The Supreme Court has indicated that a petitioner can establish cause by showing that “the factual or legal basis for a claim was not reasonably available” at the time of direct appeal. Murray, 477 U.S. at 488, 106 S.Ct. 2639 (citation omitted). In the § 2254 context, we have applied the cause and prejudice test to a claim asserted under Brady v. Maryland, 373 U.S. 83, 83 S.Ct. 1194, 10 L.Ed.2d 215 (1963), in which the facts underlying the claim could not have been discovered until after a conviction became final. See Scott v. Mullin, 303 F.3d 1222, 1227-30 (10th Cir.2002); see also United States v. Angelos, 417 Fed.Appx. 786, 801 (10th Cir.2011) (unpublished) (“The appropriate remedy available to a defendant who discovers evidence of prosecutorial misconduct or vindictiveness after completion of his direct appeal is to use that evidence as cause to excuse his procedural default.”).
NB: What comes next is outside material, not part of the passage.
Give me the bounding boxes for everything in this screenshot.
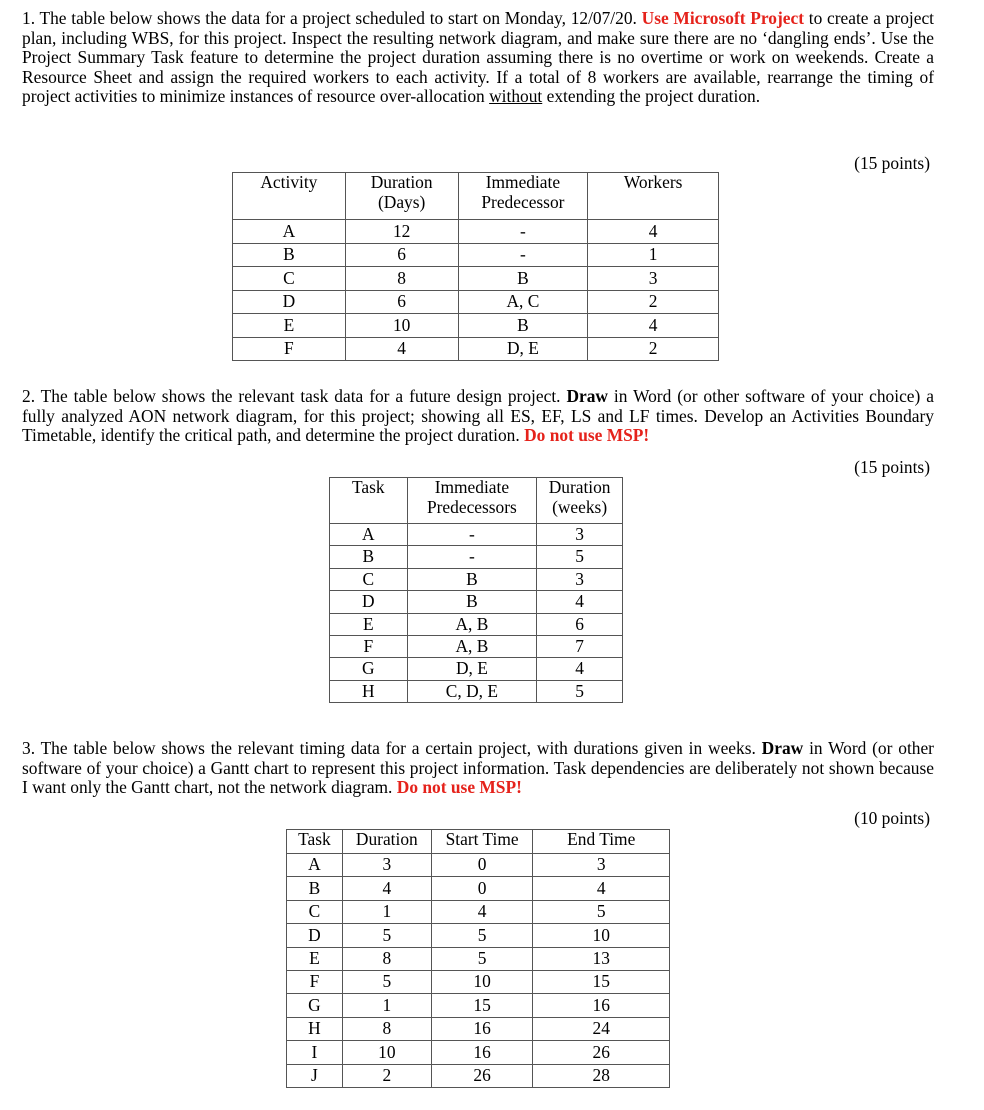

Nevertheless, Chalan argues that he did not procedurally default because he could not have discovered the deficiencies of the CBLA evidence at the time of his direct appeal. He cites to Bousley v. United States, 523 U.S. 614, 118 S.Ct. 1604, 140 L.Ed.2d 828 (1998), in which the Court recognized “an exception to the procedural default rule for claims that could not be presented [on direct appeal] without further factual development.” Id. at 621, 118 S.Ct. 1604. Chalan maintains that his claim required further factual development because the letter he received from the U.S. Attorney’s office was not—and could not have been—part of the record on direct appeal. On this basis, he asserts that the exception to the procedural default rule applies and he should not be obligated to show cause or prejudice.

Our circuit has not explicitly considered the interaction between Murray and Bousley. The former holds that a petitioner can show cause when the “the factual ... basis for a claim was not reasonably available” at the time of direct appeal. Murray, 477 U.S. at 488, 106 S.Ct. 2639 (citation omitted).